Le pilier narratif de ce film c'est la suggestion, non seulement avec l'image mais surtout grâce au scénario, qui nous permet d'analyser nous mêmes les comportements des personnages. L'homme semble plus préoccupé par sa promotion que par ses proches et on le verra refaire le même schéma de désengagement, abandon et frustration avec sa nouvelle famille. Spéciale mention à la violence de la scène du berceau vers la fin du film. La femme, superficielle et agressive, s'ouvre sans pudeur à une nouvelle conquête dans un monologue au lit. Son copain semble distant et désintéressé. On comprendra la supériorité avec laquelle il traite cette femme une fois qu'on voit à quelle type de restaurants l’amène. On saura quel vide essaye-t-il de combler dès qu'il parlera avec sa fille à l'étranger, qui ressemble beaucoup à sa copine, via Skype. La question qu'on se pose c'est pourquoi cette femme aurait-elle besoin de l'approbation d'un homme qui, comme le précédent, ne l'aime pas. La réponse arrive quand on connaît sa mère, despote et froide.

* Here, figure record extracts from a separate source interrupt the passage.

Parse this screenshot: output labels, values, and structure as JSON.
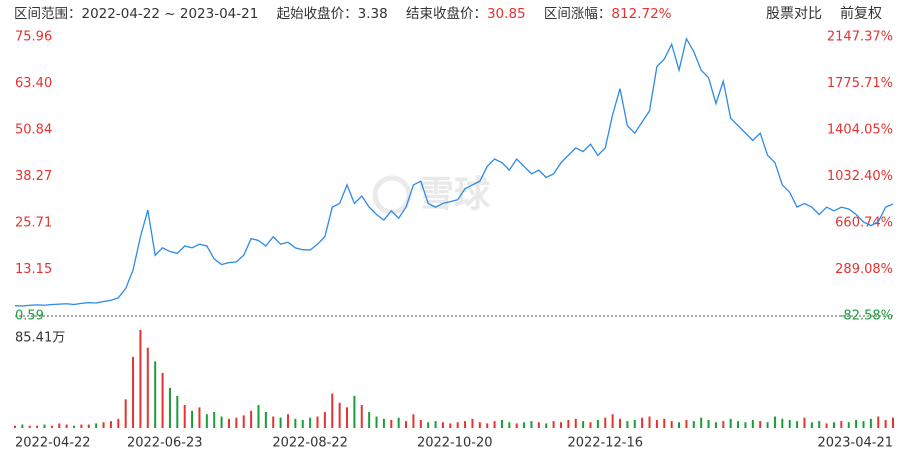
{
  "header": {
    "range_label": "区间范围：",
    "range": "2022-04-22 ~ 2023-04-21",
    "start_label": "起始收盘价：",
    "start_close": "3.38",
    "end_label": "结束收盘价：",
    "end_close": "30.85",
    "change_label": "区间涨幅：",
    "change": "812.72%",
    "compare_button": "股票对比",
    "adjust_button": "前复权"
  },
  "chart_data": {
    "type": "line",
    "watermark": "雪球",
    "series": [
      {
        "color": "#2c8ae8",
        "values": [
          3.38,
          3.3,
          3.5,
          3.6,
          3.5,
          3.7,
          3.8,
          3.9,
          3.7,
          4.0,
          4.2,
          4.1,
          4.5,
          4.8,
          5.5,
          8,
          13,
          22,
          29.2,
          17,
          19,
          18,
          17.5,
          19.5,
          19,
          20,
          19.5,
          16,
          14.5,
          15,
          15.2,
          17,
          21.5,
          21,
          19.5,
          22,
          20,
          20.5,
          19,
          18.5,
          18.4,
          20,
          22,
          30,
          31,
          36,
          31,
          33,
          30,
          28,
          26.5,
          29,
          27,
          30,
          36,
          37,
          31,
          30,
          31,
          31.5,
          32,
          35,
          36,
          37,
          41,
          43,
          42,
          40,
          43,
          41,
          39,
          40,
          38,
          39,
          42,
          44,
          46,
          45,
          47,
          44,
          46,
          55,
          62,
          52,
          50,
          53,
          56,
          68,
          70,
          74,
          67,
          75.5,
          72,
          67,
          65,
          58,
          64,
          54,
          52,
          50,
          48,
          50,
          44,
          42,
          36,
          34,
          30,
          31,
          30,
          28,
          30,
          29,
          30,
          29.5,
          28,
          26,
          25,
          26,
          30,
          30.85
        ]
      }
    ],
    "xlim": [
      0,
      119
    ],
    "xticks": [
      {
        "value": 0,
        "label": "2022-04-22"
      },
      {
        "value": 20.3,
        "label": "2022-06-23"
      },
      {
        "value": 40,
        "label": "2022-08-22"
      },
      {
        "value": 59.6,
        "label": "2022-10-20"
      },
      {
        "value": 80,
        "label": "2022-12-16"
      },
      {
        "value": 119,
        "label": "2023-04-21"
      }
    ],
    "ylim": [
      0.59,
      75.96
    ],
    "yticks": [
      {
        "value": 75.96,
        "label": "75.96"
      },
      {
        "value": 63.4,
        "label": "63.40"
      },
      {
        "value": 50.84,
        "label": "50.84"
      },
      {
        "value": 38.27,
        "label": "38.27"
      },
      {
        "value": 25.71,
        "label": "25.71"
      },
      {
        "value": 13.15,
        "label": "13.15"
      },
      {
        "value": 0.59,
        "label": "0.59"
      }
    ],
    "y2lim": [
      -82.58,
      2147.37
    ],
    "y2ticks": [
      {
        "value": 2147.37,
        "label": "2147.37%"
      },
      {
        "value": 1775.71,
        "label": "1775.71%"
      },
      {
        "value": 1404.05,
        "label": "1404.05%"
      },
      {
        "value": 1032.4,
        "label": "1032.40%"
      },
      {
        "value": 660.74,
        "label": "660.74%"
      },
      {
        "value": 289.08,
        "label": "289.08%"
      },
      {
        "value": -82.58,
        "label": "-82.58%"
      }
    ],
    "up_color": "#e5332f",
    "down_color": "#1a9c3a",
    "volume_max_label": "85.41万",
    "volume_ylim": [
      0,
      85.41
    ],
    "volume_values": [
      2,
      3,
      2,
      2,
      3,
      2,
      4,
      3,
      2,
      3,
      3,
      4,
      5,
      6,
      8,
      25,
      62,
      85.41,
      70,
      58,
      48,
      35,
      28,
      20,
      15,
      18,
      12,
      14,
      10,
      8,
      9,
      11,
      15,
      20,
      14,
      10,
      9,
      12,
      8,
      7,
      9,
      10,
      14,
      30,
      22,
      18,
      28,
      20,
      14,
      10,
      8,
      7,
      9,
      6,
      12,
      7,
      5,
      6,
      5,
      4,
      5,
      6,
      8,
      5,
      4,
      6,
      7,
      5,
      4,
      5,
      6,
      5,
      4,
      6,
      5,
      7,
      8,
      6,
      5,
      7,
      9,
      12,
      8,
      6,
      7,
      9,
      10,
      7,
      8,
      6,
      5,
      7,
      6,
      9,
      7,
      5,
      6,
      8,
      6,
      5,
      7,
      6,
      5,
      10,
      8,
      7,
      6,
      9,
      5,
      6,
      4,
      5,
      6,
      5,
      7,
      6,
      8,
      10,
      7,
      9
    ]
  }
}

Regardant ces personnages si misérables, la disparition de l'enfant se transforme en une espèce de liberté douloureuse. Personne ne mérite une telle ambiance pour grandir. On ne verra jamais les trois membres de la famille dans la même chambre. Non plus exprimer leur amour. C'est pour cela que la scène du sous-sol frappe si fort. La seule fois que l'enfant pourrait être présent avec ses parents. Cette scène transforme le chagrin le plus viscéral, celui après un choc, en amour. La théorique présence du fils nous montre la tendresse et l'humanité de deux personnes détruites à jamais. Comment aurait-il été possible que cette famille se sauve, même si maintenant c'est déjà trop tard.
Zvyagintsev analyse cette famille pour la prendre comme exemple d'une société russe à qui on reproche un manque d'empathie et solidarité. Dans le dernier plan du film on voit la femme courir sur un tapis de course avec le survêtement de la sélection russe. Sur la neige, elle essaye de continuer face au froid avec un fausse attitude positive, comme le patriotisme. Cependant, très peu après elle s'arrête épuisée, elle ne peut plus continuer. Voici le message du réalisateur à ses compatriotes.